MILLIONS of people across England were last night struck by the horrific realisation that Wayne Rooney's ankle health could influence their emotional well-being.
As the Manchester United and England striker was helped from the pitch during the Champions' League quarter-final against Bayern Munich, men and women with jobs and houses found themselves consoling each other and expressing opinions abut the potential consequences of what had happened.
Martin Bishop, a supporter of the England football team, said: "I'm not pretending to care about this. I'm not that pathetic.
"As I watched Wayne Rooney hobbling off the pitch I realised that the success or failure of this gut-wrenchingly over-compensated little man genuinely meant something to me.
"Like the first pangs of a massive vomit, I realised that if England lose a football match this summer it will make me very sad. I won't be following the herd or succumbing to mass psychosis, I will be sad because my country – whatever that means – has failed to defeat another country at a thing that is for the most part about millionaires making more money to spend on whores. And so that's why I have decided to kill myself."

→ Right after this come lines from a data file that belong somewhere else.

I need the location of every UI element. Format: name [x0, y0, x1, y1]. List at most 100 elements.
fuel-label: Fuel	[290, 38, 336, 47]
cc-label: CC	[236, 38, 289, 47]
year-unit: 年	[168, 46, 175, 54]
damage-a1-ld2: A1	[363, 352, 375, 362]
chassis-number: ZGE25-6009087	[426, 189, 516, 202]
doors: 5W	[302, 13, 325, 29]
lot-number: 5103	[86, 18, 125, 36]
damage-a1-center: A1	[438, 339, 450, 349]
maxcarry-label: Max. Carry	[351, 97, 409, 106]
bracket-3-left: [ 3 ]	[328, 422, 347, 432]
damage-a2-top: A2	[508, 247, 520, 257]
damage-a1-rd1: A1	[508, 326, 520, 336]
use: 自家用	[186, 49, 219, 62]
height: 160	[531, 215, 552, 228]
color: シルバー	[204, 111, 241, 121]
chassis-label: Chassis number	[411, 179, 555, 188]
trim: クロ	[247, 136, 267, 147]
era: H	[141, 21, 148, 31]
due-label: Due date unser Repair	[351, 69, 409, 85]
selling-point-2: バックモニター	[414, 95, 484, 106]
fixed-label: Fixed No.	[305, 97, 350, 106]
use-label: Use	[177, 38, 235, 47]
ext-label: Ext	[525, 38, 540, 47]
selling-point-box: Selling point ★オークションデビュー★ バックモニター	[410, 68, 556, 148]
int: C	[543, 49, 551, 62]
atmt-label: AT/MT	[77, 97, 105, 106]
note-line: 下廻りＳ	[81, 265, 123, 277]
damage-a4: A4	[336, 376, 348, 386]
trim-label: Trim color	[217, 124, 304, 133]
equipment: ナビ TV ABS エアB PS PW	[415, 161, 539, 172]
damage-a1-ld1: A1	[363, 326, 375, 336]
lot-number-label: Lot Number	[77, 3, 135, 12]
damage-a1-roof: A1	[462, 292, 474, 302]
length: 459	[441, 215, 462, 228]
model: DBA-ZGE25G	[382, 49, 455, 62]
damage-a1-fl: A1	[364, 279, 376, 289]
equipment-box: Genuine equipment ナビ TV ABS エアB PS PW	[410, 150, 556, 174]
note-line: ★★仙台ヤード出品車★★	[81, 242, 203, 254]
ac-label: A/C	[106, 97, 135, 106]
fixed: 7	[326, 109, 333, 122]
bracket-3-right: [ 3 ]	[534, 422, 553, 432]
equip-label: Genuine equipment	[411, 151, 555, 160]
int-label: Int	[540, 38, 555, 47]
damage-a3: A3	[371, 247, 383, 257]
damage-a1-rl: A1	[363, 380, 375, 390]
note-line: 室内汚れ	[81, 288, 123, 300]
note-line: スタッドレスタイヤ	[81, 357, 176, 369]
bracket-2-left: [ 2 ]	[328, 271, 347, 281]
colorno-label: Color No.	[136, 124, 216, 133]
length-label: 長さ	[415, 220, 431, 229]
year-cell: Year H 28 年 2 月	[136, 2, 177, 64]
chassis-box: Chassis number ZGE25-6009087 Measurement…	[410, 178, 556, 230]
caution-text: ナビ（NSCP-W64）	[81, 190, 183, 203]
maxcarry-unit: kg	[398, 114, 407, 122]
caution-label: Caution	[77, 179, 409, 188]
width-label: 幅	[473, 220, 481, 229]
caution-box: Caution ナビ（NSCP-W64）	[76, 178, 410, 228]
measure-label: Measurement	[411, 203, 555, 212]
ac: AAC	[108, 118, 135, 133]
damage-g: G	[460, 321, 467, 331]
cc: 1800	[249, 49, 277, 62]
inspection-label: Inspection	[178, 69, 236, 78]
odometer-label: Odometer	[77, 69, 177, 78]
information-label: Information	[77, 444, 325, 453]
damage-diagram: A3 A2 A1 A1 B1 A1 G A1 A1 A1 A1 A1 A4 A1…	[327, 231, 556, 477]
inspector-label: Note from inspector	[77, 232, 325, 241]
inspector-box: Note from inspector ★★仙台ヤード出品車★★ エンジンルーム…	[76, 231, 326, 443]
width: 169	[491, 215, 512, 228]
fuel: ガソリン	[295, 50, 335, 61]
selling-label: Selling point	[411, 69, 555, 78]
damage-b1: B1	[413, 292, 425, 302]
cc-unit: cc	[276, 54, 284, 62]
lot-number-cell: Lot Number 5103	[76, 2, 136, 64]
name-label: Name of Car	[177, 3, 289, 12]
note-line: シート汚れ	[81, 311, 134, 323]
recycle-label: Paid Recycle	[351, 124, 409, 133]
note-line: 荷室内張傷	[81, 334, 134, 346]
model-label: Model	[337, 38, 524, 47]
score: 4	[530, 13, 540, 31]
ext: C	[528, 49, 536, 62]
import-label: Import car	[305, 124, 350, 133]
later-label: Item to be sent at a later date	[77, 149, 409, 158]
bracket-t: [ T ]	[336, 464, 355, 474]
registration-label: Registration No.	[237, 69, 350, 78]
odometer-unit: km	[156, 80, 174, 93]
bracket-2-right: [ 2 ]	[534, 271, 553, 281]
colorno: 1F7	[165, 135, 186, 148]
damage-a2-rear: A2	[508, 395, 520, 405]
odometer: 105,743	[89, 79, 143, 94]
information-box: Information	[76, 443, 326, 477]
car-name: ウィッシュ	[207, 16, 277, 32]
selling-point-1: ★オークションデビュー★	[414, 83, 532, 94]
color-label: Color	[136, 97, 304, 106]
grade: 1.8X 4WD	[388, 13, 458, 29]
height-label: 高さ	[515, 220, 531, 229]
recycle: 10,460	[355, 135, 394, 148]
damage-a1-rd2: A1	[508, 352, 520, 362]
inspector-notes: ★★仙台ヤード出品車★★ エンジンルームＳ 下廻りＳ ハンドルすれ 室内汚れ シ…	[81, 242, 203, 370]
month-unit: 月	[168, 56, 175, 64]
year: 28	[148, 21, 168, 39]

He added: "And as a way of atoning for the dreary and deliberately worthless life I have led, I'm going to use a pitchfork and a see-saw."
Meanwhile, as tabloid newspaper The Sun urged the nation to 'pray' for Rooney, many of the people who work at The Sun reached into their desk drawer for the bottle of pure alcohol and methadone which transports them to a magical kingdom full of proper jobs and self-respect.
Nathan Muir, a sports sub-editor, said: "I tell my children I work in a kitten abattoir."
Tom Logan, who derives genuine happiness from the success of both England and Manchester United, added: "It was like I was able to move outside of my own body and then look back in. And all I could see was an empty desert in the middle of the night being battered by a constant and ferocious wind.
"I think I'm going to stare out to sea for a long time and then begin the slow process of becoming an actual human being."